Candidate for IMF top job begins 'charm offensive'
France's Finance Minister Christine Lagarde arrives at a press conference in Paris on May 25, 2011, to announce her candidacy to head the IMF.
JEREMY HOBSON: There's some old-school politicking going on in Brazil today. The French Finance Minister, Christine Lagardem, is there -- putting on the charm -- trying to win support for her bid to head the IMF.
She's running to replace Dominique Strauss-Kahn, and her biggest flaw -- appears to be that she's not from the developing world. The BBC's Ashleigh Nghiem has more from Singapore.
ASHLEIGH NGHIEM: France's elegant, no-nonsense and straight talking finance minister already has the backing of European leaders. But she'll struggle to secure the IMF's top job without the support of some of the world's rising economic players.
That's why she's on a crucial tour of Brazil, China and India.
Charles Adams is Professor at the Lee Kuan Yew School of Public Policy in Singapore. He says emerging economies want to stop the practice of guaranteeing that the IMF chair goes to a European.

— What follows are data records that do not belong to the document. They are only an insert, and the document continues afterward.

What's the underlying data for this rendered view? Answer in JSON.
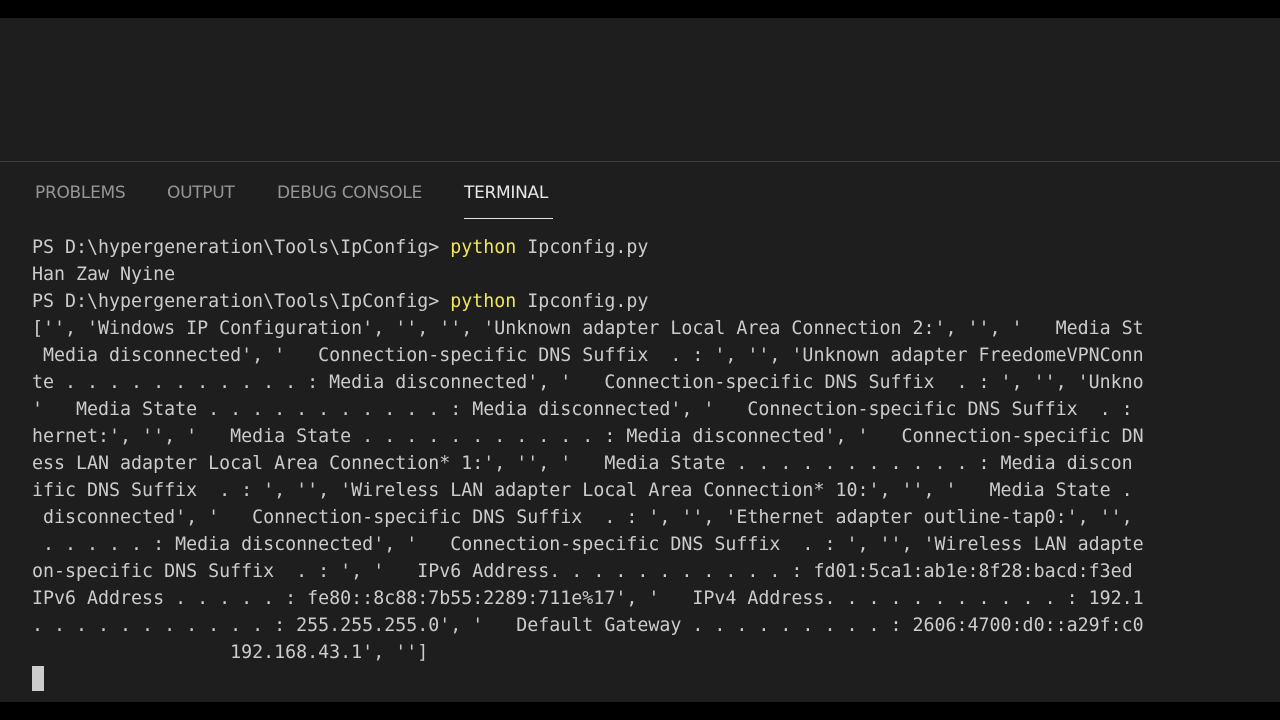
{
  "tabs": {
    "problems": "PROBLEMS",
    "output": "OUTPUT",
    "debug_console": "DEBUG CONSOLE",
    "terminal": "TERMINAL"
  },
  "terminal": {
    "prompt1": "PS D:\\hypergeneration\\Tools\\IpConfig> ",
    "cmd1": "python",
    "arg1": " Ipconfig.py",
    "output1": "Han Zaw Nyine",
    "prompt2": "PS D:\\hypergeneration\\Tools\\IpConfig> ",
    "cmd2": "python",
    "arg2": " Ipconfig.py",
    "output_lines": [
      "['', 'Windows IP Configuration', '', '', 'Unknown adapter Local Area Connection 2:', '', '   Media St",
      " Media disconnected', '   Connection-specific DNS Suffix  . : ', '', 'Unknown adapter FreedomeVPNConn",
      "te . . . . . . . . . . . : Media disconnected', '   Connection-specific DNS Suffix  . : ', '', 'Unkno",
      "'   Media State . . . . . . . . . . . : Media disconnected', '   Connection-specific DNS Suffix  . :",
      "hernet:', '', '   Media State . . . . . . . . . . . : Media disconnected', '   Connection-specific DN",
      "ess LAN adapter Local Area Connection* 1:', '', '   Media State . . . . . . . . . . . : Media discon",
      "ific DNS Suffix  . : ', '', 'Wireless LAN adapter Local Area Connection* 10:', '', '   Media State .",
      " disconnected', '   Connection-specific DNS Suffix  . : ', '', 'Ethernet adapter outline-tap0:', '',",
      " . . . . . : Media disconnected', '   Connection-specific DNS Suffix  . : ', '', 'Wireless LAN adapte",
      "on-specific DNS Suffix  . : ', '   IPv6 Address. . . . . . . . . . . : fd01:5ca1:ab1e:8f28:bacd:f3ed",
      "IPv6 Address . . . . . : fe80::8c88:7b55:2289:711e%17', '   IPv4 Address. . . . . . . . . . . : 192.1",
      ". . . . . . . . . . . : 255.255.255.0', '   Default Gateway . . . . . . . . . : 2606:4700:d0::a29f:c0",
      "                  192.168.43.1', '']"
    ]
  }
}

CHARLES ADAMS: She has to try and convince these countries that this is not business as usual and these countries have indicated that they would like to move away from having this as a reserve position. At the same time she has to address some of the concerns being expressed.
The Indian Prime Minister Manmohan Singh has already said he wants a better balanced world order when it comes to the top jobs at global institutions like the IMF, World Bank and the U.N. Security Council.
But despite the concerns, Asia has yet to nominate its own candidate and they've got less than two weeks to come up with a name.
In Singapore, I'm the BBC's Ashleigh Nghiem for Marketplace.